If confirmed, this can only mean one thing: A containment breach that now risks the spewing of enormous quantities of radiation into the environment, easily dwarfing the releases from Chernobyl in 1986.
Japan’s Prime Minister Naoto Kan had some somber words for the world press, saying “The situation today at the Fukushima Dai-ichi power plant is still very grave and serious. We must remain vigilant. We are not in a position where we can be optimistic. We must treat every development with the utmost care.” (http://apnews.myway.com/article/201…)
“Even if there has been encouraging news such as getting some power back to the site, the installation remains in an extremely precarious and very serious situation that has not yet been stabilized” said Thomas Houdre from France’s nuclear safety agency (http://www.bloomberg.com/news/print…).
Reactor No. 3, of course, is the reactor with the extremely dangerous MOX fuel that’s two million times more deadly than regular enriched uranium (http://www.naturalnews.com/031736_p…). This reactor is so dangerous all by itself that it hardly matters whether Reactors 1, 2, 4, 5 and 6 are brought under control if Reactor No. 3 isn’t. By itself, this facility could dwarf the radioactive fallout levels caused by the Chernobyl disaster, and now it appears a containment leak is very likely to have occurred.
Radiation from the Fukushima catastrophe has already been detected on vegetables 135 miles South of Fukushima, and the Tokyo water supply has been declared unsafe to consume due to high levels of radiation. Low levels of radioactive fallout has been detected across the United States and Canada, but those levels could rise dramatically if Reactor No. 3 has a sustained containment leak and begins releasing more radiation directly into the environment.
As Prime Minister Kan already stated, “We are not in a position where we can be optimistic.” That is a sobering statement from a government that has done its best to downplay the severity of the situation.
What will they do now?

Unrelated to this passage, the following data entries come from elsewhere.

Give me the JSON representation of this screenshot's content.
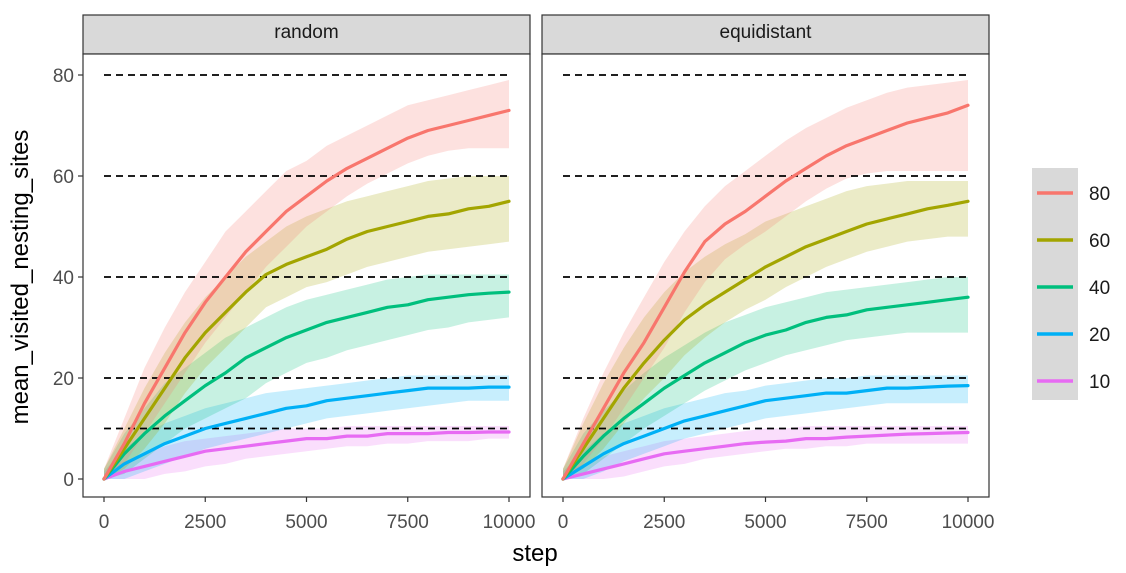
{
  "chart_data": {
    "type": "line",
    "xlabel": "step",
    "ylabel": "mean_visited_nesting_sites",
    "xlim": [
      0,
      10000
    ],
    "ylim": [
      0,
      80
    ],
    "x_ticks": [
      "0",
      "2500",
      "5000",
      "7500",
      "10000"
    ],
    "y_ticks": [
      "0",
      "20",
      "40",
      "60",
      "80"
    ],
    "reference_lines": [
      10,
      20,
      40,
      60,
      80
    ],
    "legend": {
      "placement": "right",
      "entries": [
        "80",
        "60",
        "40",
        "20",
        "10"
      ]
    },
    "colors": {
      "80": "#F8766D",
      "60": "#A3A500",
      "40": "#00BF7D",
      "20": "#00B0F6",
      "10": "#E76BF3"
    },
    "x": [
      0,
      500,
      1000,
      1500,
      2000,
      2500,
      3000,
      3500,
      4000,
      4500,
      5000,
      5500,
      6000,
      6500,
      7000,
      7500,
      8000,
      8500,
      9000,
      9500,
      10000
    ],
    "panels": [
      {
        "title": "random",
        "series": [
          {
            "name": "80",
            "mean": [
              0,
              7,
              15,
              22,
              29,
              35,
              40,
              45,
              49,
              53,
              56,
              59,
              61.5,
              63.5,
              65.5,
              67.5,
              69,
              70,
              71,
              72,
              73
            ],
            "lower": [
              0,
              3,
              9,
              15,
              21,
              27,
              32,
              37,
              42,
              46,
              50,
              53,
              56,
              58.5,
              60.5,
              62.5,
              64,
              65,
              65.5,
              65.5,
              65.5
            ],
            "upper": [
              2,
              12,
              22,
              30,
              37,
              43,
              49,
              53,
              57,
              61,
              63,
              66,
              68,
              70,
              72,
              74,
              75,
              76,
              77,
              78,
              79
            ]
          },
          {
            "name": "60",
            "mean": [
              0,
              6,
              12,
              18,
              24,
              29,
              33,
              37,
              40.5,
              42.5,
              44,
              45.5,
              47.5,
              49,
              50,
              51,
              52,
              52.5,
              53.5,
              54,
              55
            ],
            "lower": [
              0,
              2,
              6,
              11,
              17,
              22,
              26,
              30,
              34,
              36,
              38,
              39,
              40.5,
              42,
              43,
              44,
              45,
              45.5,
              46,
              46.5,
              47
            ],
            "upper": [
              2,
              10,
              18,
              25,
              31,
              36,
              40,
              44,
              47,
              50,
              52,
              53.5,
              55,
              56,
              57,
              58,
              59,
              59.5,
              60,
              60,
              60
            ]
          },
          {
            "name": "40",
            "mean": [
              0,
              5,
              9,
              12.5,
              15.5,
              18.5,
              21,
              24,
              26,
              28,
              29.5,
              31,
              32,
              33,
              34,
              34.5,
              35.5,
              36,
              36.5,
              36.8,
              37
            ],
            "lower": [
              0,
              1,
              4,
              7,
              10,
              12,
              14,
              16,
              19,
              21,
              23,
              24,
              25.5,
              26.5,
              27.5,
              28.5,
              29.5,
              30,
              31,
              31.5,
              32
            ],
            "upper": [
              2,
              9,
              14,
              19,
              22,
              25,
              28,
              30,
              32,
              34,
              35.5,
              36.5,
              37.5,
              38.5,
              39.5,
              40,
              40.5,
              40.5,
              40.5,
              40.5,
              40.5
            ]
          },
          {
            "name": "20",
            "mean": [
              0,
              3,
              5,
              7,
              8.5,
              10,
              11,
              12,
              13,
              14,
              14.5,
              15.5,
              16,
              16.5,
              17,
              17.5,
              18,
              18,
              18,
              18.2,
              18.2
            ],
            "lower": [
              0,
              0,
              1.5,
              3,
              4.5,
              6,
              7,
              8,
              9,
              10,
              11,
              12,
              12.5,
              13,
              13.5,
              14,
              14.5,
              15,
              15.5,
              15.5,
              15.5
            ],
            "upper": [
              1.5,
              6,
              9,
              11,
              12.5,
              14,
              15,
              16,
              17,
              17.5,
              18,
              18.5,
              19,
              19.5,
              20,
              20.5,
              20.5,
              20.5,
              20.5,
              20.5,
              20.5
            ]
          },
          {
            "name": "10",
            "mean": [
              0,
              1.5,
              2.5,
              3.5,
              4.5,
              5.5,
              6,
              6.5,
              7,
              7.5,
              8,
              8,
              8.5,
              8.5,
              9,
              9,
              9,
              9.2,
              9.2,
              9.3,
              9.3
            ],
            "lower": [
              0,
              0,
              0,
              1,
              1.5,
              2.5,
              3,
              4,
              4.5,
              5,
              5.5,
              6,
              6.5,
              6.5,
              7,
              7,
              7.5,
              7.5,
              7.5,
              8,
              8
            ],
            "upper": [
              1,
              3.5,
              5,
              6.5,
              7.5,
              8,
              8.5,
              9,
              9.5,
              10,
              10,
              10,
              10.5,
              10.5,
              10.5,
              10.5,
              10.5,
              10.5,
              10.5,
              10.5,
              10.5
            ]
          }
        ]
      },
      {
        "title": "equidistant",
        "series": [
          {
            "name": "80",
            "mean": [
              0,
              7,
              14,
              21,
              27,
              34,
              41,
              47,
              50.5,
              53,
              56,
              59,
              61.5,
              64,
              66,
              67.5,
              69,
              70.5,
              71.5,
              72.5,
              74
            ],
            "lower": [
              0,
              3,
              8,
              14,
              20,
              26,
              33,
              39,
              43.5,
              46.5,
              49,
              52,
              55,
              57.5,
              59.5,
              60.5,
              61,
              61,
              61,
              61,
              61
            ],
            "upper": [
              2,
              12,
              21,
              29,
              36,
              43,
              49,
              54,
              58,
              61,
              64,
              67,
              69.5,
              71.5,
              73.5,
              75,
              76.5,
              77.5,
              78,
              78.5,
              79
            ]
          },
          {
            "name": "60",
            "mean": [
              0,
              6,
              12,
              18,
              23,
              27.5,
              31.5,
              34.5,
              37,
              39.5,
              42,
              44,
              46,
              47.5,
              49,
              50.5,
              51.5,
              52.5,
              53.5,
              54.2,
              55
            ],
            "lower": [
              0,
              2,
              6,
              11,
              16,
              20,
              24.5,
              28,
              31,
              33.5,
              35.5,
              38,
              40,
              42,
              43.5,
              45,
              46,
              47,
              47.5,
              48,
              48
            ],
            "upper": [
              2,
              11,
              19,
              26,
              32,
              37,
              41,
              44,
              46.5,
              48.5,
              51,
              52.5,
              54,
              55.5,
              57,
              58,
              58.5,
              59,
              59,
              59,
              59
            ]
          },
          {
            "name": "40",
            "mean": [
              0,
              4.5,
              8.5,
              12,
              15,
              18,
              20.5,
              23,
              25,
              27,
              28.5,
              29.5,
              31,
              32,
              32.5,
              33.5,
              34,
              34.5,
              35,
              35.5,
              36
            ],
            "lower": [
              0,
              1,
              4,
              7,
              10,
              12.5,
              15,
              17.5,
              19.5,
              21.5,
              23,
              24.5,
              25.5,
              26.5,
              27.5,
              28,
              28.5,
              29,
              29,
              29,
              29
            ],
            "upper": [
              2,
              9,
              13.5,
              17.5,
              21,
              24,
              26.5,
              29,
              31,
              32.5,
              34,
              35,
              36,
              37,
              37.5,
              38,
              38.5,
              39,
              39.5,
              40,
              40
            ]
          },
          {
            "name": "20",
            "mean": [
              0,
              2.5,
              5,
              7,
              8.5,
              10,
              11.5,
              12.5,
              13.5,
              14.5,
              15.5,
              16,
              16.5,
              17,
              17,
              17.5,
              18,
              18,
              18.2,
              18.4,
              18.5
            ],
            "lower": [
              0,
              0,
              1.5,
              3.5,
              5,
              6.5,
              8,
              9,
              10,
              11,
              12,
              12.5,
              13,
              13.5,
              14,
              14.5,
              15,
              15,
              15,
              15,
              15
            ],
            "upper": [
              1.5,
              5.5,
              9,
              11,
              12.5,
              14,
              15,
              16,
              17,
              17.5,
              18.5,
              19,
              19.5,
              20,
              20,
              20.5,
              20.5,
              20.5,
              20.5,
              20.5,
              20.5
            ]
          },
          {
            "name": "10",
            "mean": [
              0,
              1,
              2,
              3,
              4,
              5,
              5.5,
              6,
              6.5,
              7,
              7.3,
              7.5,
              8,
              8,
              8.3,
              8.5,
              8.7,
              8.9,
              9,
              9.1,
              9.2
            ],
            "lower": [
              0,
              0,
              0,
              0.5,
              1.5,
              2.5,
              3,
              4,
              4.5,
              5,
              5.5,
              6,
              6,
              6.5,
              6.5,
              7,
              7,
              7,
              7,
              7,
              7
            ],
            "upper": [
              1,
              3,
              4.5,
              5.5,
              6.5,
              7.5,
              8,
              8.5,
              9,
              9.5,
              10,
              10,
              10.5,
              10.5,
              10.5,
              10.5,
              10.5,
              10.5,
              10.5,
              10.5,
              10.5
            ]
          }
        ]
      }
    ]
  }
}
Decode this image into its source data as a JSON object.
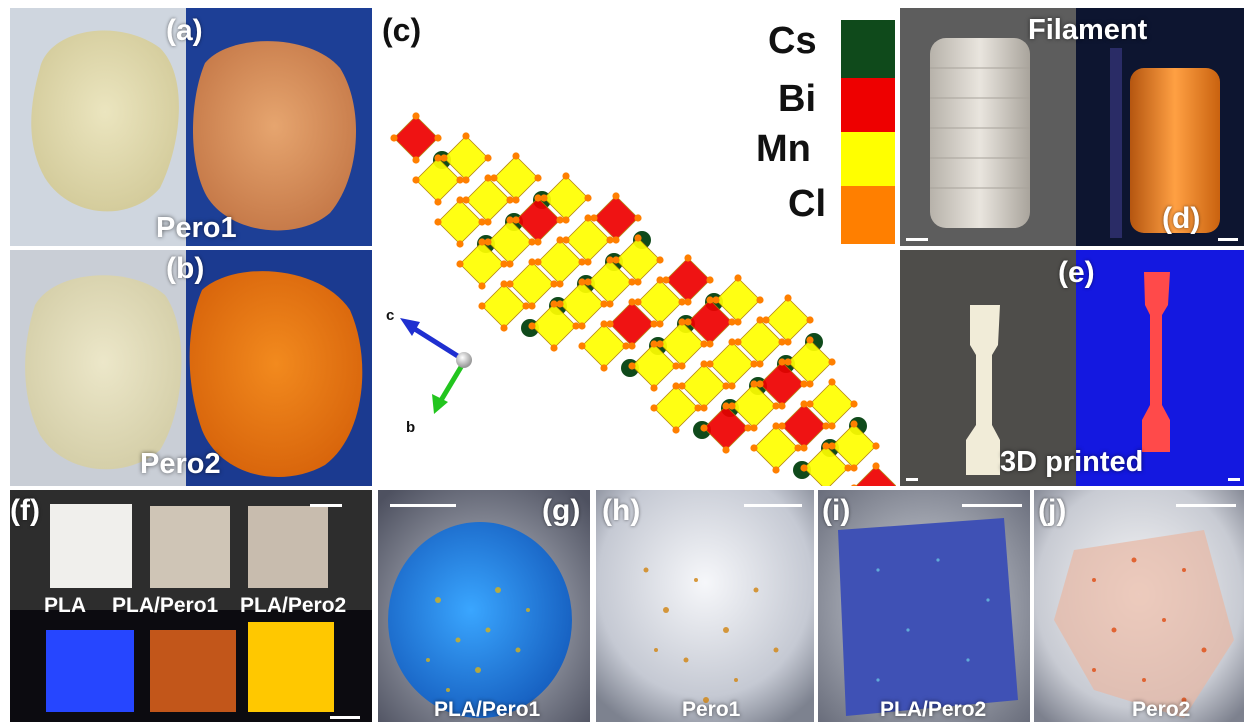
{
  "panels": {
    "a": {
      "label": "(a)",
      "caption": "Pero1"
    },
    "b": {
      "label": "(b)",
      "caption": "Pero2"
    },
    "c": {
      "label": "(c)"
    },
    "d": {
      "label": "(d)",
      "caption": "Filament"
    },
    "e": {
      "label": "(e)",
      "caption": "3D printed"
    },
    "f": {
      "label": "(f)",
      "samples": [
        "PLA",
        "PLA/Pero1",
        "PLA/Pero2"
      ]
    },
    "g": {
      "label": "(g)",
      "caption": "PLA/Pero1"
    },
    "h": {
      "label": "(h)",
      "caption": "Pero1"
    },
    "i": {
      "label": "(i)",
      "caption": "PLA/Pero2"
    },
    "j": {
      "label": "(j)",
      "caption": "Pero2"
    }
  },
  "legend": [
    {
      "element": "Cs",
      "color": "#0f4a1b"
    },
    {
      "element": "Bi",
      "color": "#ee0000"
    },
    {
      "element": "Mn",
      "color": "#ffff00"
    },
    {
      "element": "Cl",
      "color": "#ff7f00"
    }
  ],
  "axes": [
    {
      "name": "c",
      "color": "#1f2fd0"
    },
    {
      "name": "b",
      "color": "#22c51e"
    }
  ],
  "colors": {
    "uv_blue": "#1030b8",
    "pero_orange": "#e86d12",
    "powder_beige": "#e3ddb6",
    "pla_blue_fluor": "#2646ff",
    "pero2_yellow_fluor": "#ffc800"
  }
}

If a containment breach has occurred, how will workers be able to even access the nuclear facility to continue making repairs and try to get the cooling pumps online?
Even CNN called this “a potentially ominous development in the race to prevent a large-scale release of radiation.” (http://www.cnn.com/2011/WORLD/asiap…)
A breach in the containment vessel is a game-changer. If this leak actually exists, it would make it extremely difficult to bring the situation back under control.